OFICJALNIE: Wieczysta Kraków szokuje transferem. Nowa gwiazda z Austrii

2023-08-30 10:03:37; Aktualizacja: 1 rok temu
OFICJALNIE: Wieczysta Kraków szokuje transferem. Nowa gwiazda z Austrii Fot. Ronald Gorsic / CROPIX / Sipa / PressFocus
Piotr Różalski
Piotr Różalski Źródło: Wieczysta Kraków

Wieczysta Kraków ogłosiła ciekawy transfer z zagranicy. Na pokładzie trenera Macieja Musiała zawitał Christoph Knasmüllner.

31-letni środkowy pomocnik trafił do stolicy Małopolski na zasadzie wolnego transferu, składając podpis na umowie ważnej do 30 czerwca 2025 roku. Zawarto też klauzulę umożliwiającą automatyczne przedłużenie współpracy o następne dwanaście miesięcy.

Najciekawszym punktem w życiorysie niedoszłego reprezentanta Austrii jest pobyt w Bayernie Monachium. Gracz środka pola kształcił tam swoje umiejętności w młodzieżówce i rezerwach (2008-2011), ale debiutu w seniorach nigdy nie zaliczył, choć Louis van Gaal trzykrotnie powoływał go do kadry meczowej.

Knasmüllner urodził się 30 kwietnia 1992 roku w Wiedniu. Karierę juniorską zainicjował w Austrii Wiedeń, a po Bayernie miał też epizod w młodzieżówce Interu Mediolan. Następnie wypłynął na szerokie wody w FC Inglostadt, skąd po trzech latach wrócił do ojczyzny przywdziewając trykot Admiry Wacker.

W styczniu 2018 roku spróbował swoich sił w Barnsley na poziomie angielskiej Championship, lecz po spadku do niższej ligi ponownie zameldował się w Austrii. Forma eksplodowała w Rapidzie Wiedeń, gdzie w sezonie 2018/2019 zanotował aż 11 trafień i 16 asyst w 41 meczach wszystkich rozgrywek.

Bardzo dobrą dyspozycję Knasmüllner utrzymywał jeszcze przez kolejne trzy kampanie, lecz w ostatniej zupełnie obniżył loty. Stąd też klub nie zdecydował się przedłużyć z nim kontraktu.

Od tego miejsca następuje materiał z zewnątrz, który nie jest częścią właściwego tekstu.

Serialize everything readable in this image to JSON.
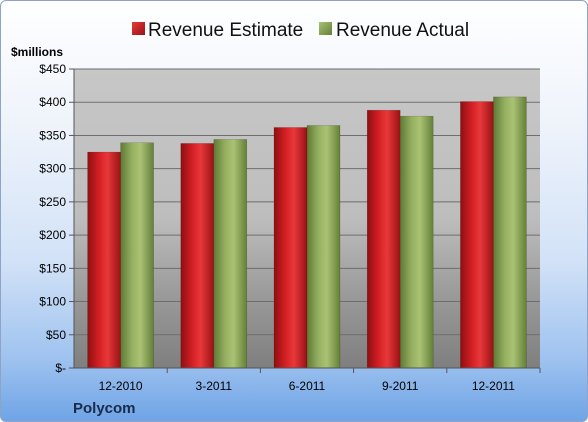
{
  "chart_data": {
    "type": "bar",
    "ylabel": "$millions",
    "ylim": [
      0,
      450
    ],
    "ytick_values": [
      0,
      50,
      100,
      150,
      200,
      250,
      300,
      350,
      400,
      450
    ],
    "ytick_labels": [
      "$-",
      "$50",
      "$100",
      "$150",
      "$200",
      "$250",
      "$300",
      "$350",
      "$400",
      "$450"
    ],
    "categories": [
      "12-2010",
      "3-2011",
      "6-2011",
      "9-2011",
      "12-2011"
    ],
    "series": [
      {
        "name": "Revenue Estimate",
        "color": "#c8181c",
        "values": [
          325,
          338,
          362,
          388,
          401
        ]
      },
      {
        "name": "Revenue Actual",
        "color": "#8ca45a",
        "values": [
          339,
          344,
          365,
          379,
          408
        ]
      }
    ],
    "grid": true,
    "legend": "top-center"
  },
  "company": "Polycom"
}
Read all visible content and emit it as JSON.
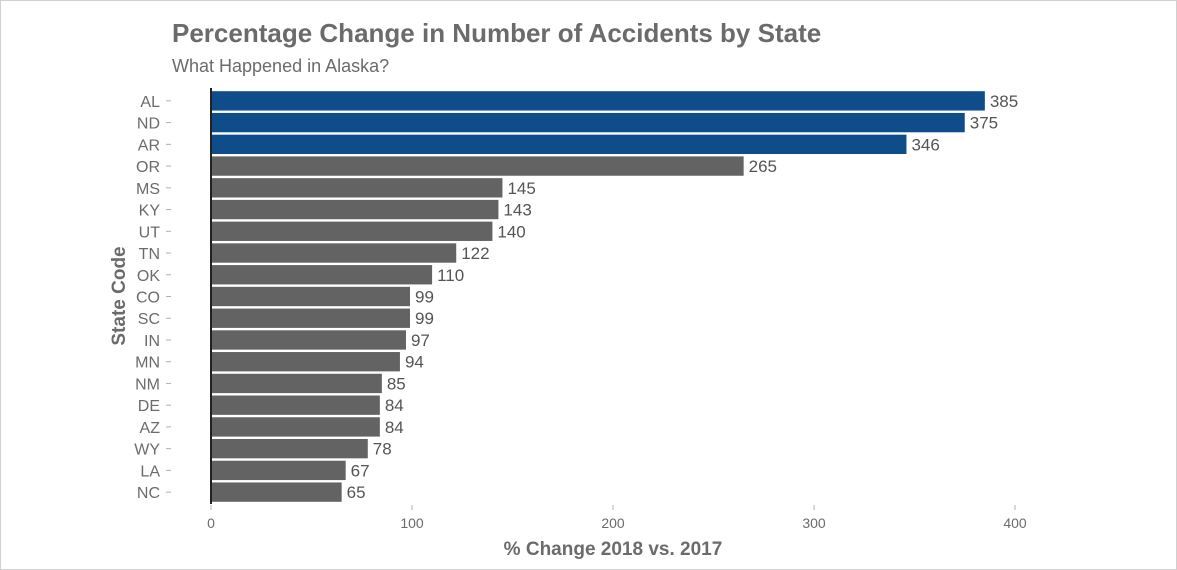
{
  "chart_data": {
    "type": "bar",
    "orientation": "horizontal",
    "title": "Percentage Change in Number of Accidents by State",
    "subtitle": "What Happened in Alaska?",
    "xlabel": "% Change 2018 vs. 2017",
    "ylabel": "State Code",
    "xlim": [
      0,
      400
    ],
    "xticks": [
      0,
      100,
      200,
      300,
      400
    ],
    "categories": [
      "AL",
      "ND",
      "AR",
      "OR",
      "MS",
      "KY",
      "UT",
      "TN",
      "OK",
      "CO",
      "SC",
      "IN",
      "MN",
      "NM",
      "DE",
      "AZ",
      "WY",
      "LA",
      "NC"
    ],
    "values": [
      385,
      375,
      346,
      265,
      145,
      143,
      140,
      122,
      110,
      99,
      99,
      97,
      94,
      85,
      84,
      84,
      78,
      67,
      65
    ],
    "highlighted": [
      "AL",
      "ND",
      "AR"
    ],
    "colors": {
      "highlight": "#0f4c8a",
      "default": "#636363",
      "axis": "#222222"
    },
    "grid": false,
    "legend": "none"
  }
}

Teraz pomocnik ma za zadanie wznieść Wieczystą na wyżyny. Po rozczarowującym początku krakowianie uzbierali tylko dziewięć punktów na pięć rozegranych kolejek. Do prowadzącej Garbarni tracą jednak tylko trzy „oczka”.

To bardzo ciekawe uzupełnienie kadry po dołączeniu tego lata Jacka Góralskiego czy Michała Pazdana.